Так эти ноги и остались стоять, загораживая проход, не давая выйти. Собственно, и выходить-то уже не хотелось, дом начинал казаться огромным, и обойти его весь становилось почти непосильным делом. Налево от прихожей светлая, в белом кафеле кухня. На ровном белом подоконнике в литровой банке с водой - зелень: укроп и петрушка. Дальше, по коридору направо - столовая с двумя большими окнами в одной стене и двумя в другой. Свет из этих окон делает стеклянную поверхность стола зеркальной, и, чтобы увидеть чудесный гербарий, распластанную, немного обесцветившуюся розу под стеклом, нужно подойти совсем близко, склониться над ним, вписав и линии своего контура в чудесное переплетение стеблей и лепестков. Из столовой - дверь в большую комнату с двумя кроватями посредине, напротив вечно сияющего окна - деревянный, темного дерева стол и четыре стула, у стены - пустой платяной шкаф. В этой комнате никто не живет, и поэтому дверь в нее всегда открыта. Коридор упирается в темную комнату, в которой хранятся садовые инструменты, грабли, тяпки, лопаты, а также удобрения, порошки и другие моющие средства, поэтому в этой комнате особенный такой запах - наполовину медицинский, наполовину парфюмерный. Четыре ступеньки вниз - ванная и дверь в сад. Чтобы не было сквозняков, тетушка всегда запирает ее, но через квадратное окно, находящееся посреди двери, виден кусок сада: клумба с бордовыми розами, земляничная поляна и угол серого домика, пологий склон горы, поросший лесом. Ванная восхитительна. Свет, запах, звук. Звук текущей воды, аромат мыла, зеркало, удваивающее пространство. Зеркало, зеркало, зеркало, хотеть, иметь, владеть, разъезжать на коне, покрытом шитой золотом попоной, и видеть только бритые затылки и согбенные спины. Пот, вонь, ароматы, гадания по руке.
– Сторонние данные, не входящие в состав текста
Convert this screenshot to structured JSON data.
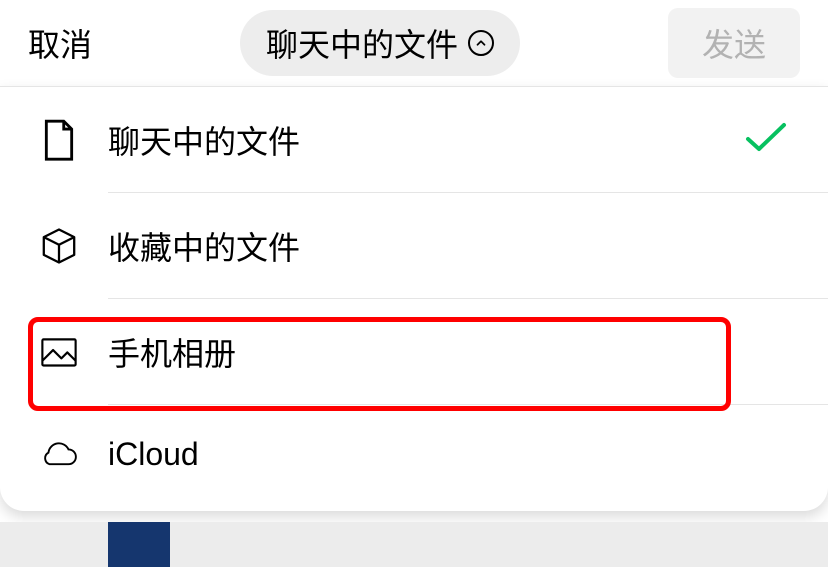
{
  "header": {
    "cancel": "取消",
    "title": "聊天中的文件",
    "send": "发送"
  },
  "options": [
    {
      "label": "聊天中的文件",
      "icon": "file",
      "selected": true
    },
    {
      "label": "收藏中的文件",
      "icon": "cube",
      "selected": false
    },
    {
      "label": "手机相册",
      "icon": "photo",
      "selected": false
    },
    {
      "label": "iCloud",
      "icon": "cloud",
      "selected": false
    }
  ],
  "highlight_index": 2,
  "colors": {
    "accent_green": "#07c160",
    "highlight_red": "#ff0000"
  }
}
Или, наоборот, сладко прижимать к груди чью-то зловонную, в шелковой туфле ногу, закрывая глаза, мурлыкать по-котиному, пытаться угадать в равнодушном взгляде...
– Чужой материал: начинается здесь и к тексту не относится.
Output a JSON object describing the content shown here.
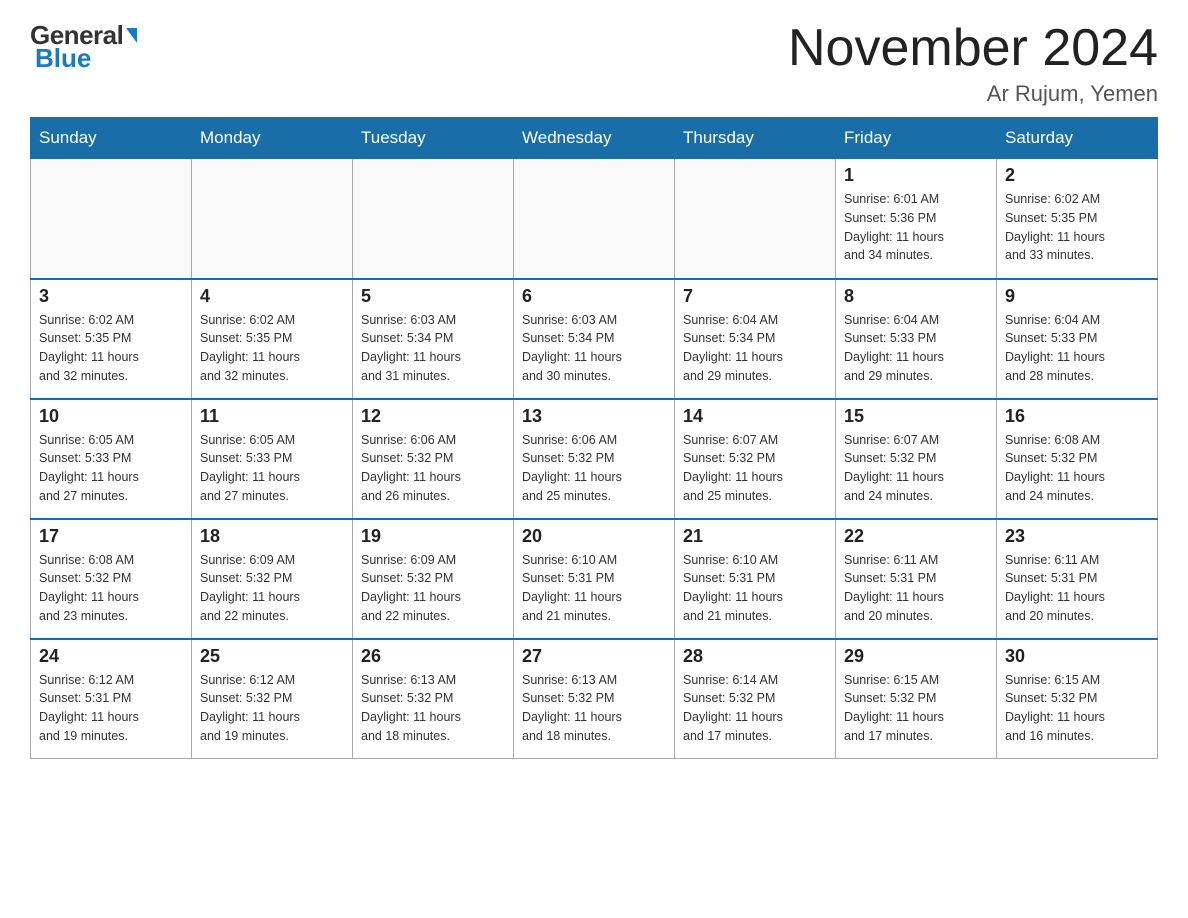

Почтальон сидит в столовой, шумно пьет чай, обменивается с тетушкой подмигиваниями, пряными словечками, она все подкладывает ему в розеточку вареньица, и он, с кончиками усов в рубиновых каплях, застывает, блаженно сощурив глаза, лицо его и руки отливают бронзою, и тетушка, по-девичьи хихикая, покрывается румянцем, оттопыривает мизинчик. Так он и остался сидеть там, забыв, вероятно, об ужине, который ждет его дома, макароны с мясом уже давно остыли, прилипли к тарелке, покрылись буроватыми кружочками затвердевшего жира. Музыка, музыка, музыка, пульсирует в голове, извлекать ее руками из насекомообразного тела скрипки, блестеть лаковыми ботинками, или извлекать ее губами из жесткого металлического ствола, при малейшей, ничтожнейшей паузе стараться облизать иссохшим кончиком языка потрескавшуюся верхнюю губу, кланяться, теряя равновесие, пытаться удержаться, ввинчивая каблуки в пол, неуклюже обнимать деревянную тетку-контрабасиху, и все по чужим нотам, по чужим - даже если обводишь невидимые контуры дирижерской палочкой, даже если вдыхаешь в нотные, зависшие вверх ногами комариные тельца охи, стоны и жужжание, все равно по чужим - даже если забываешь об этом, и зал, прокашлявшийся в паузах между частями и набившийся бутербродами в антрактах, кричит и неистовствует, забрасывая тебя цветами... Но даже если и так, что тогда?